Top news of the day from across the health care landscape.
By implanting tiny electrodes into the sensory cortex of a paralyzed man’s brain, researchers for the first time have helped him experience the sensation of touch in his mind-controlled robotic arm. According to The Washington Post, the implanted electrodes received signals from a robotic arm, and when a researcher pressed the fingers of the prosthesis, 30-year-old Nathan Copeland was able to feel the pressure in the fingers of his paralyzed right hand. This was accomplished by effectively bypassing his damaged spinal cord. The experiment has been repeated over several months with Copeland, and the results offer a breakthrough in the restoration of the ability to feel in individuals with paralyzed limbs.
New study findings may provide a way for HIV patients to manage their disease without taking drugs each day for the rest of their lives, reported the Los Angeles Times. In a clinical trial using monkeys, researchers discovered that by augmenting the standard treatment for HIV with a lab-developed antibody, the monkeys were able to enter a state of sustained remission. Involved in the experiment were 8 monkeys, all of which kept the virus at low or undetectable levels for at least 9 months after treatment ended. Furthermore, some have been in a state of sustained remission for almost 2 years. The authors noted that the findings may lead to improved quality-of-life for HIV patients.

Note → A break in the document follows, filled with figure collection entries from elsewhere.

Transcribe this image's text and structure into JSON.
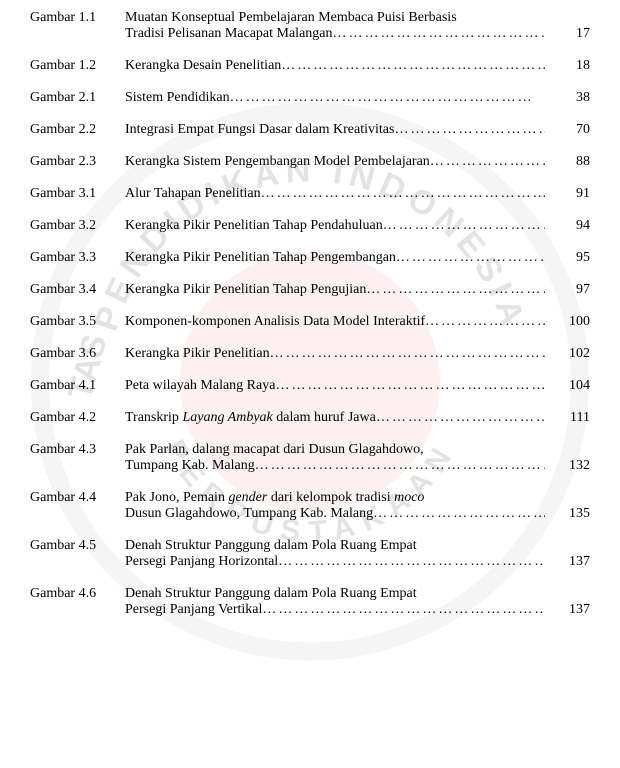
{
  "entries": [
    {
      "label": "Gambar 1.1",
      "lines": [
        {
          "text": "Muatan Konseptual Pembelajaran Membaca Puisi Berbasis",
          "dots": false
        },
        {
          "text": "Tradisi Pelisanan Macapat Malangan",
          "dots": true
        }
      ],
      "page": "17"
    },
    {
      "label": "Gambar 1.2",
      "lines": [
        {
          "text": "Kerangka Desain Penelitian",
          "dots": true
        }
      ],
      "page": "18"
    },
    {
      "label": "Gambar 2.1",
      "lines": [
        {
          "text": "Sistem Pendidikan",
          "dots": true
        }
      ],
      "page": "38"
    },
    {
      "label": "Gambar 2.2",
      "lines": [
        {
          "text": "Integrasi Empat Fungsi Dasar dalam Kreativitas",
          "dots": true
        }
      ],
      "page": "70"
    },
    {
      "label": "Gambar 2.3",
      "lines": [
        {
          "text": "Kerangka Sistem Pengembangan Model Pembelajaran",
          "dots": true
        }
      ],
      "page": "88"
    },
    {
      "label": "Gambar 3.1",
      "lines": [
        {
          "text": " Alur Tahapan Penelitian",
          "dots": true
        }
      ],
      "page": "91"
    },
    {
      "label": "Gambar 3.2",
      "lines": [
        {
          "text": "Kerangka Pikir Penelitian Tahap Pendahuluan",
          "dots": true
        }
      ],
      "page": "94"
    },
    {
      "label": "Gambar 3.3",
      "lines": [
        {
          "text": "Kerangka Pikir Penelitian Tahap Pengembangan",
          "dots": true
        }
      ],
      "page": "95"
    },
    {
      "label": "Gambar 3.4",
      "lines": [
        {
          "text": "Kerangka Pikir Penelitian Tahap Pengujian",
          "dots": true
        }
      ],
      "page": "97"
    },
    {
      "label": "Gambar 3.5",
      "lines": [
        {
          "text": "Komponen-komponen Analisis Data Model Interaktif",
          "dots": true
        }
      ],
      "page": "100"
    },
    {
      "label": "Gambar 3.6",
      "lines": [
        {
          "text": "Kerangka Pikir Penelitian",
          "dots": true
        }
      ],
      "page": "102"
    },
    {
      "label": "Gambar 4.1",
      "lines": [
        {
          "text": "Peta wilayah Malang Raya",
          "dots": true
        }
      ],
      "page": "104"
    },
    {
      "label": "Gambar 4.2",
      "lines": [
        {
          "text_html": "Transkrip <span class=\"italic\">Layang Ambyak</span> dalam huruf Jawa",
          "dots": true
        }
      ],
      "page": "111"
    },
    {
      "label": "Gambar 4.3",
      "lines": [
        {
          "text": "Pak Parlan, dalang macapat dari Dusun Glagahdowo,",
          "dots": false
        },
        {
          "text": "Tumpang Kab. Malang",
          "dots": true
        }
      ],
      "page": "132"
    },
    {
      "label": "Gambar 4.4",
      "lines": [
        {
          "text_html": "Pak Jono, Pemain <span class=\"italic\">gender</span> dari kelompok tradisi <span class=\"italic\">moco</span>",
          "dots": false
        },
        {
          "text": "Dusun Glagahdowo, Tumpang Kab. Malang",
          "dots": true
        }
      ],
      "page": "135"
    },
    {
      "label": "Gambar 4.5",
      "lines": [
        {
          "text": "Denah Struktur Panggung dalam Pola Ruang Empat",
          "dots": false
        },
        {
          "text": "Persegi Panjang Horizontal",
          "dots": true
        }
      ],
      "page": "137"
    },
    {
      "label": "Gambar 4.6",
      "lines": [
        {
          "text": "Denah Struktur Panggung dalam Pola Ruang Empat",
          "dots": false
        },
        {
          "text": "Persegi Panjang Vertikal",
          "dots": true
        }
      ],
      "page": "137"
    }
  ],
  "watermark": {
    "circle_color": "#c0c0c0",
    "inner_color": "#d9463a",
    "text_color": "#4a4a4a"
  }
}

The commonly used treatment for prostate cancer, androgen deprivation therapy (ADT), was found to more than double the risk of developing dementia, according to The New York Times. Although prior studies have linked ADT to the increased risk of Alzheimer’s disease and depression, the current study took all types of dementia into consideration. For the study, researchers reviewed 9272 men with prostate cancer diagnosed between 1994 and 2013 who had no prior diagnosis of dementia. The results of the study showed that after 5 years, the absolute increased risk of dementia was 7.9% in patients who received ADT, compared with 3.5% for those who did not. Additionally, patients who received ADT for a year or more were found to have the highest increased risk. Authors noted that since this was a retrospective study, it cannot prove cause-and-effect. However, low testosterone levels have been shown to increase the risk of cardiovascular disease, which is a known risk factor for dementia.